5. Feelings of Resistance

You are likely to experience feelings of resistance at least once or twice during your time in a recovery programme. This could happen because the therapist suggests you do something that you just do not want to consider doing. It can also happen if you are engaging a programme such as the 12-steps and you come across a step that you do not want to take (for example, making amends). How you react to this resistance can be a turning point in your recovery; if you fail to overcome it, you could become stuck. Of course, there will be things that are just not right for you, so it is always important to reflect on the nature of your resistance and ask for other opinions.

6. Feelings of Regret over the Lost Years

It can come as a huge shock when you realise how much of your life you have lost to addiction. When this realisation hits you, it is easy to feel overcome by regret. The reality is that what is done is done, and the important things are what you do with your future – do not let these feelings of regret stop you from creating the better life that you deserve. If you commit fully to sobriety, there will be a day when you do not regret the past at all because you see that it helped you get to where you are.

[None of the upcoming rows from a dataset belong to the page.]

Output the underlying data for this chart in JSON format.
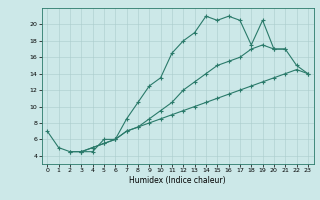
{
  "xlabel": "Humidex (Indice chaleur)",
  "ylabel": "",
  "xlim": [
    -0.5,
    23.5
  ],
  "ylim": [
    3,
    22
  ],
  "xticks": [
    0,
    1,
    2,
    3,
    4,
    5,
    6,
    7,
    8,
    9,
    10,
    11,
    12,
    13,
    14,
    15,
    16,
    17,
    18,
    19,
    20,
    21,
    22,
    23
  ],
  "yticks": [
    4,
    6,
    8,
    10,
    12,
    14,
    16,
    18,
    20
  ],
  "bg_color": "#cce8e8",
  "line_color": "#2a7a6a",
  "line1_x": [
    0,
    1,
    2,
    3,
    4,
    5,
    6,
    7,
    8,
    9,
    10,
    11,
    12,
    13,
    14,
    15,
    16,
    17,
    18,
    19,
    20,
    21,
    22,
    23
  ],
  "line1_y": [
    7,
    5,
    4.5,
    4.5,
    4.5,
    6,
    6,
    8.5,
    10.5,
    12.5,
    13.5,
    16.5,
    18,
    19,
    21,
    20.5,
    21,
    20.5,
    17.5,
    20.5,
    17,
    17,
    15,
    14
  ],
  "line2_x": [
    2,
    3,
    4,
    5,
    6,
    7,
    8,
    9,
    10,
    11,
    12,
    13,
    14,
    15,
    16,
    17,
    18,
    19,
    20,
    21,
    22,
    23
  ],
  "line2_y": [
    4.5,
    4.5,
    5,
    5.5,
    6,
    7,
    7.5,
    8,
    8.5,
    9,
    9.5,
    10,
    10.5,
    11,
    11.5,
    12,
    12.5,
    13,
    13.5,
    14,
    14.5,
    14
  ],
  "line3_x": [
    3,
    4,
    5,
    6,
    7,
    8,
    9,
    10,
    11,
    12,
    13,
    14,
    15,
    16,
    17,
    18,
    19,
    20,
    21
  ],
  "line3_y": [
    4.5,
    5,
    5.5,
    6,
    7,
    7.5,
    8.5,
    9.5,
    10.5,
    12,
    13,
    14,
    15,
    15.5,
    16,
    17,
    17.5,
    17,
    17
  ]
}
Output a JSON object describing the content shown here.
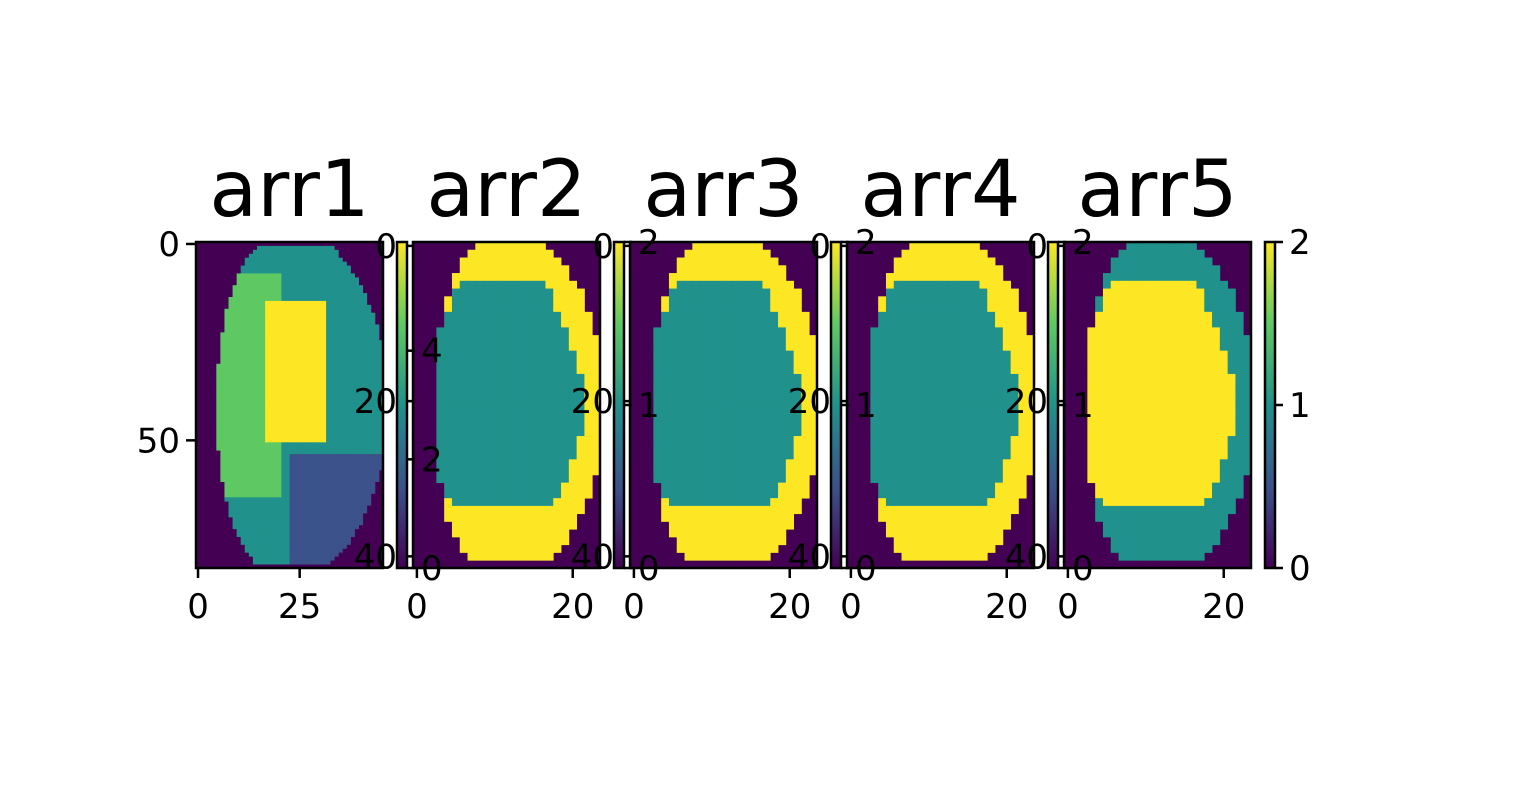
{
  "figure": {
    "background": "#ffffff"
  },
  "colormap": {
    "name": "viridis",
    "stops": [
      "#440154",
      "#3b528b",
      "#21918c",
      "#5ec962",
      "#fde725"
    ]
  },
  "chart_data": [
    {
      "type": "heatmap",
      "title": "arr1",
      "xticks": [
        "0",
        "25"
      ],
      "yticks": [
        "0",
        "50"
      ],
      "xlim": [
        -0.5,
        45.5
      ],
      "ylim": [
        82.5,
        -0.5
      ],
      "value_range": [
        0,
        6
      ],
      "description_levels": [
        "background",
        "blue",
        "teal",
        "green",
        "yellow"
      ],
      "colorbar": {
        "ticks": [
          "0",
          "2",
          "4"
        ],
        "range": [
          0,
          6
        ]
      }
    },
    {
      "type": "heatmap",
      "title": "arr2",
      "xticks": [
        "0",
        "20"
      ],
      "yticks": [
        "0",
        "20",
        "40"
      ],
      "xlim": [
        -0.5,
        23.5
      ],
      "ylim": [
        41.5,
        -0.5
      ],
      "value_range": [
        0,
        2
      ],
      "colorbar": {
        "ticks": [
          "0",
          "1",
          "2"
        ],
        "range": [
          0,
          2
        ]
      }
    },
    {
      "type": "heatmap",
      "title": "arr3",
      "xticks": [
        "0",
        "20"
      ],
      "yticks": [
        "0",
        "20",
        "40"
      ],
      "xlim": [
        -0.5,
        23.5
      ],
      "ylim": [
        41.5,
        -0.5
      ],
      "value_range": [
        0,
        2
      ],
      "colorbar": {
        "ticks": [
          "0",
          "1",
          "2"
        ],
        "range": [
          0,
          2
        ]
      }
    },
    {
      "type": "heatmap",
      "title": "arr4",
      "xticks": [
        "0",
        "20"
      ],
      "yticks": [
        "0",
        "20",
        "40"
      ],
      "xlim": [
        -0.5,
        23.5
      ],
      "ylim": [
        41.5,
        -0.5
      ],
      "value_range": [
        0,
        2
      ],
      "colorbar": {
        "ticks": [
          "0",
          "1",
          "2"
        ],
        "range": [
          0,
          2
        ]
      }
    },
    {
      "type": "heatmap",
      "title": "arr5",
      "xticks": [
        "0",
        "20"
      ],
      "yticks": [
        "0",
        "20",
        "40"
      ],
      "xlim": [
        -0.5,
        23.5
      ],
      "ylim": [
        41.5,
        -0.5
      ],
      "value_range": [
        0,
        2
      ],
      "colorbar": {
        "ticks": [
          "0",
          "1",
          "2"
        ],
        "range": [
          0,
          2
        ]
      }
    }
  ]
}
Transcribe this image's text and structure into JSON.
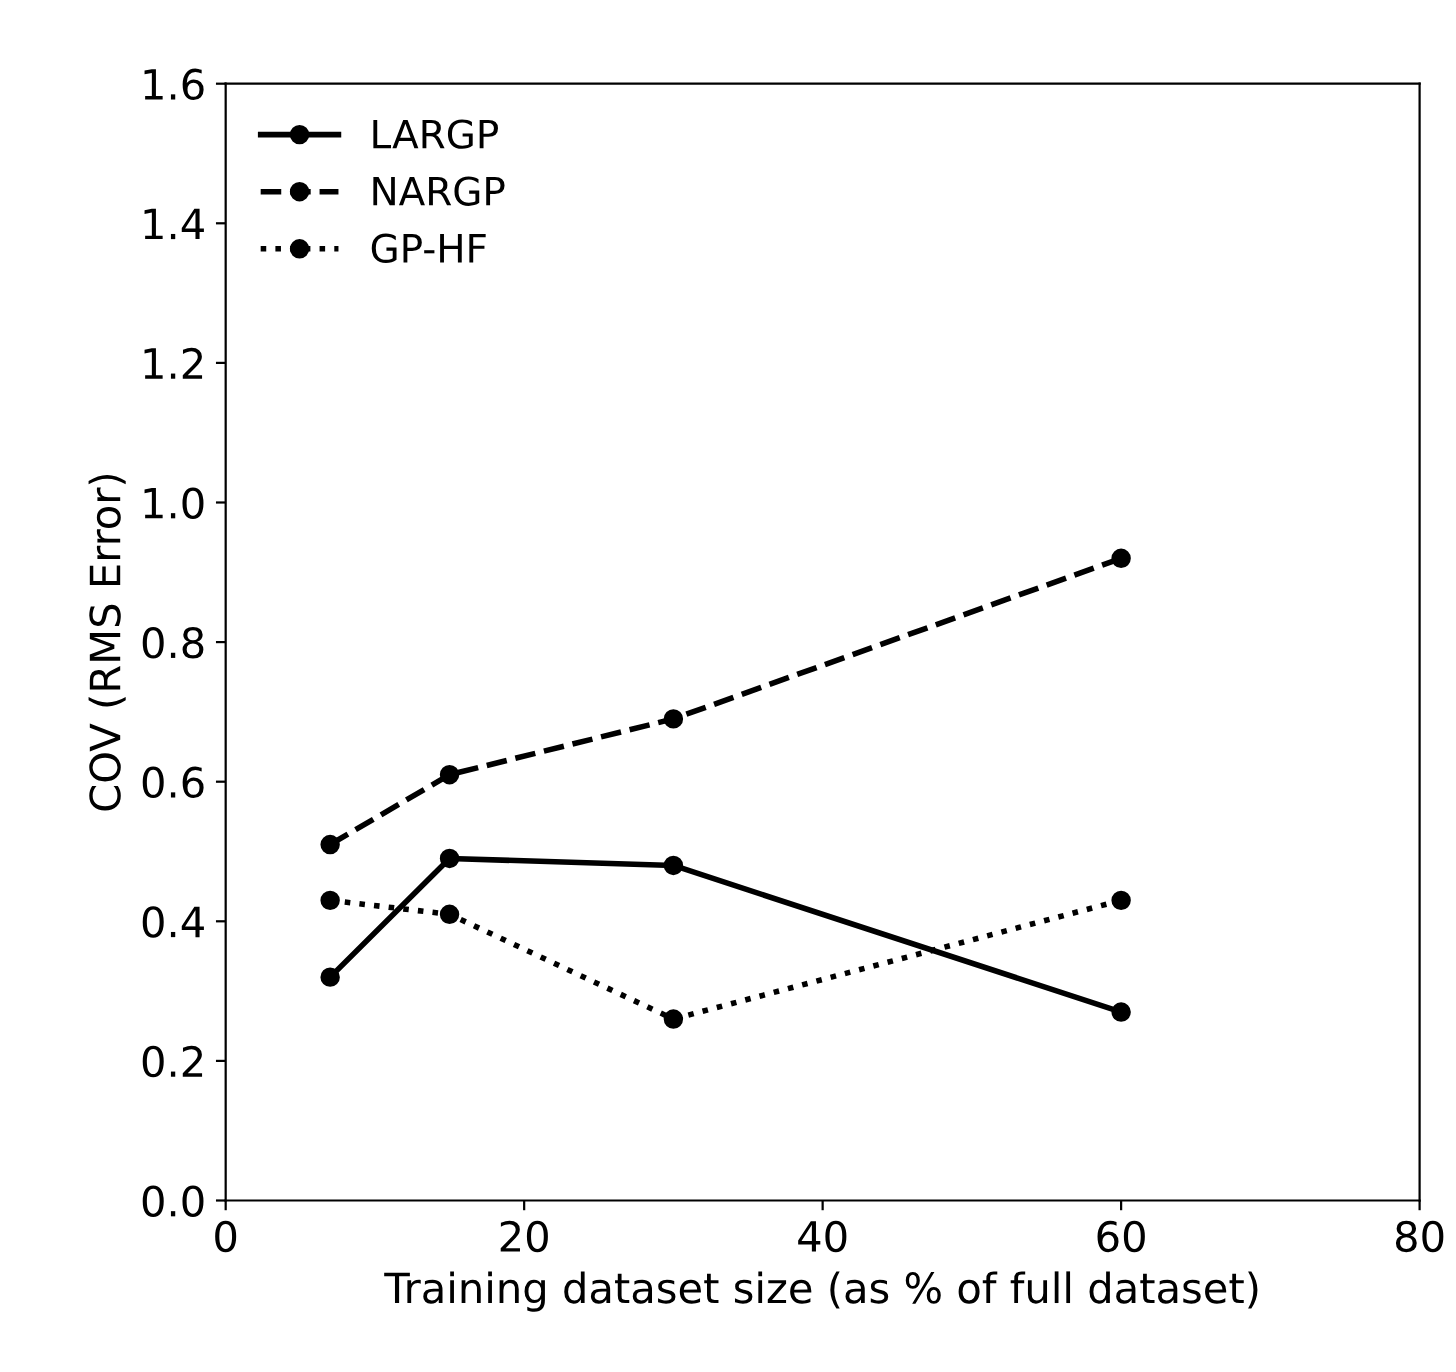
{
  "chart_data": {
    "type": "line",
    "xlabel": "Training dataset size (as % of full dataset)",
    "ylabel": "COV (RMS Error)",
    "x": [
      7,
      15,
      30,
      60
    ],
    "series": [
      {
        "name": "LARGP",
        "color": "#000000",
        "line_style": "solid",
        "values": [
          0.32,
          0.49,
          0.48,
          0.27
        ]
      },
      {
        "name": "NARGP",
        "color": "#000000",
        "line_style": "dashed",
        "values": [
          0.51,
          0.61,
          0.69,
          0.92
        ]
      },
      {
        "name": "GP-HF",
        "color": "#000000",
        "line_style": "dotted",
        "values": [
          0.43,
          0.41,
          0.26,
          0.43
        ]
      }
    ],
    "xlim": [
      0,
      80
    ],
    "xticks": [
      0,
      20,
      40,
      60,
      80
    ],
    "ylim": [
      0,
      1.6
    ],
    "yticks": [
      {
        "value": 0,
        "label": "0.0"
      },
      {
        "value": 0.2,
        "label": "0.2"
      },
      {
        "value": 0.4,
        "label": "0.4"
      },
      {
        "value": 0.6,
        "label": "0.6"
      },
      {
        "value": 0.8,
        "label": "0.8"
      },
      {
        "value": 1.0,
        "label": "1.0"
      },
      {
        "value": 1.2,
        "label": "1.2"
      },
      {
        "value": 1.4,
        "label": "1.4"
      },
      {
        "value": 1.6,
        "label": "1.6"
      }
    ],
    "marker": "circle",
    "grid": false,
    "legend": "top left"
  }
}
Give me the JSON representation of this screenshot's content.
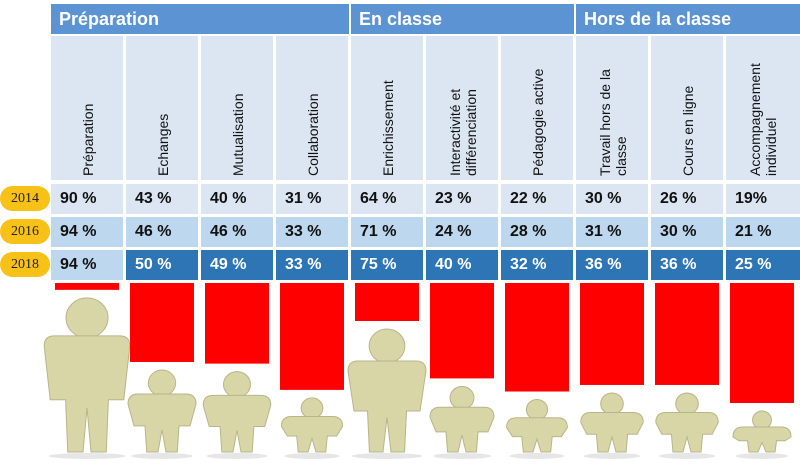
{
  "groups": [
    {
      "label": "Préparation"
    },
    {
      "label": "En classe"
    },
    {
      "label": "Hors de la classe"
    }
  ],
  "colors": {
    "header": "#5b93d3",
    "subheader": "#dce6f2",
    "row2014": "#dce6f2",
    "row2016": "#bdd7ee",
    "row2018": "#2e75b6",
    "year_badge": "#f7c118",
    "bars": "#ff0000",
    "figure": "#d8d5a7"
  },
  "chart_data": {
    "type": "table",
    "columns": [
      "Préparation",
      "Echanges",
      "Mutualisation",
      "Collaboration",
      "Enrichissement",
      "Interactivité et différenciation",
      "Pédagogie active",
      "Travail hors de la classe",
      "Cours en ligne",
      "Accompagnement individuel"
    ],
    "column_groups": [
      {
        "label": "Préparation",
        "columns": [
          "Préparation",
          "Echanges",
          "Mutualisation",
          "Collaboration"
        ]
      },
      {
        "label": "En classe",
        "columns": [
          "Enrichissement",
          "Interactivité et différenciation",
          "Pédagogie active"
        ]
      },
      {
        "label": "Hors de la classe",
        "columns": [
          "Travail hors de la classe",
          "Cours en ligne",
          "Accompagnement individuel"
        ]
      }
    ],
    "rows": [
      {
        "year": "2014",
        "values": [
          "90 %",
          "43 %",
          "40 %",
          "31 %",
          "64 %",
          "23 %",
          "22 %",
          "30 %",
          "26 %",
          "19%"
        ]
      },
      {
        "year": "2016",
        "values": [
          "94 %",
          "46 %",
          "46 %",
          "33 %",
          "71 %",
          "24 %",
          "28 %",
          "31 %",
          "30 %",
          "21 %"
        ]
      },
      {
        "year": "2018",
        "values": [
          "94 %",
          "50 %",
          "49 %",
          "33 %",
          "75 %",
          "40 %",
          "32 %",
          "36 %",
          "36 %",
          "25 %"
        ]
      }
    ],
    "figure_values_2018": [
      94,
      50,
      49,
      33,
      75,
      40,
      32,
      36,
      36,
      25
    ]
  }
}
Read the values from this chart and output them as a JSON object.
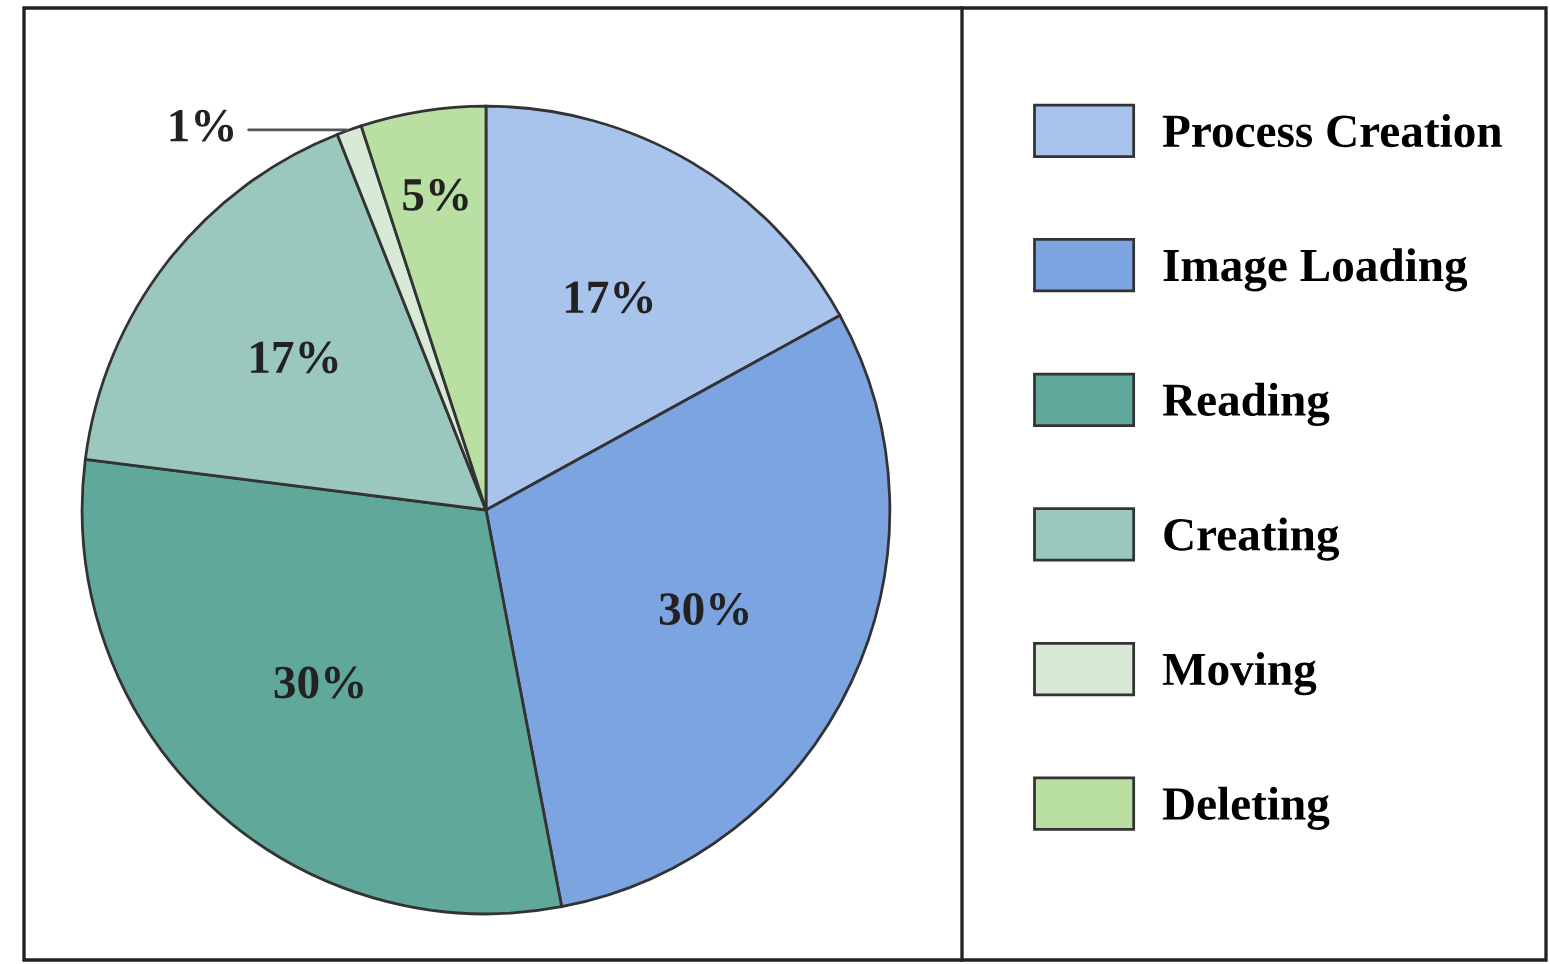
{
  "chart_data": {
    "type": "pie",
    "categories": [
      "Process Creation",
      "Image Loading",
      "Reading",
      "Creating",
      "Moving",
      "Deleting"
    ],
    "values": [
      17,
      30,
      30,
      17,
      1,
      5
    ],
    "colors": [
      "#a9c4ec",
      "#7ba4e0",
      "#5fa89a",
      "#9ac7be",
      "#d8e9d6",
      "#b9e0a2"
    ],
    "value_labels": [
      "17%",
      "30%",
      "30%",
      "17%",
      "1%",
      "5%"
    ],
    "legend": "right"
  }
}
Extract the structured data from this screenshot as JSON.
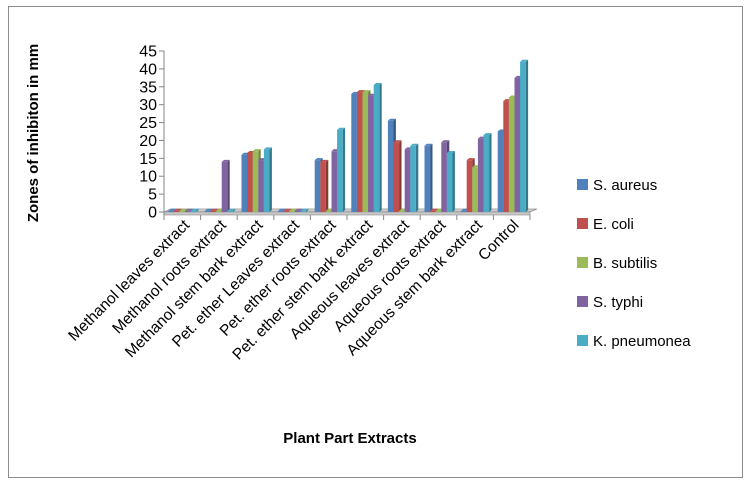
{
  "chart_data": {
    "type": "bar",
    "title": "",
    "xlabel": "Plant Part Extracts",
    "ylabel": "Zones of inhibiton in mm",
    "ylim": [
      0,
      45
    ],
    "yticks": [
      0,
      5,
      10,
      15,
      20,
      25,
      30,
      35,
      40,
      45
    ],
    "grid": false,
    "legend_position": "right",
    "categories": [
      "Methanol leaves extract",
      "Methanol roots extract",
      "Methanol stem bark extract",
      "Pet. ether Leaves extract",
      "Pet. ether roots extract",
      "Pet. ether stem bark extract",
      "Aqueous leaves extract",
      "Aqueous roots extract",
      "Aqueous stem bark extract",
      "Control"
    ],
    "series": [
      {
        "name": "S. aureus",
        "color": "#4F81BD",
        "values": [
          0,
          0,
          16,
          0,
          14.5,
          33,
          25.5,
          18.5,
          0,
          22.5
        ]
      },
      {
        "name": "E. coli",
        "color": "#C0504D",
        "values": [
          0,
          0,
          16.5,
          0,
          14,
          33.5,
          19.5,
          0,
          14.5,
          31
        ]
      },
      {
        "name": "B. subtilis",
        "color": "#9BBB59",
        "values": [
          0,
          0,
          17,
          0,
          0,
          33.5,
          0,
          0,
          12.5,
          32
        ]
      },
      {
        "name": "S. typhi",
        "color": "#8064A2",
        "values": [
          0,
          14,
          14.5,
          0,
          17,
          32.5,
          17.5,
          19.5,
          20.5,
          37.5
        ]
      },
      {
        "name": "K. pneumonea",
        "color": "#4BACC6",
        "values": [
          0,
          0,
          17.5,
          0,
          23,
          35.5,
          18.5,
          16.5,
          21.5,
          42
        ]
      }
    ]
  }
}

7. The Expectation of Honesty

One of the expectations placed upon you when you enter a treatment programme is that you are willing to be honest. It means opening yourself up to a degree that you might never before have been willing to do. You are only as sick as your secrets, so you are likely to find yourself sharing things that you never believed you would tell anyone else – this is good. If you are unable to be completely honest during your stay in rehab, you are unlikely to get much out of the experience; at the very least, you need to be completely willing to be honest with yourself.

8. The Realisation of Character Flaws

Maybe you have believed that if only you could give up alcohol or drugs, your life would be perfect. One of the things that you are likely to find when you get sober is that there are many character flaws getting in the way of your happiness. The job of recovery is to begin chipping away at these defects of character; the more you do this, the happier you will become. It is important to keep in mind that the goal here is progress and not perfection – this is the work of a lifetime.

9. Feelings of Self-Loathing

It is common for those who fall into addition to experience feelings of self-loathing. This negative inner dialogue is due to low self-esteem and can be a real threat to your sobriety. The way to overcome this self-loathing is by developing some self-compassion and building up your self-esteem. During your time in rehab, you will begin to do some of this work.

10. Hope for the Future

Alcohol and drugs destroy you physically and mentally, but one of the nastiest things it can do is steal your dreams. By getting sober, you will begin to have hope for the future again. You will understand that it will be possible for you to create something wonderful in the future if you do the right things. By entering a treatment programme, you get the opportunity to not only pick up tools that allow you to stay sober, but also tools for successful living.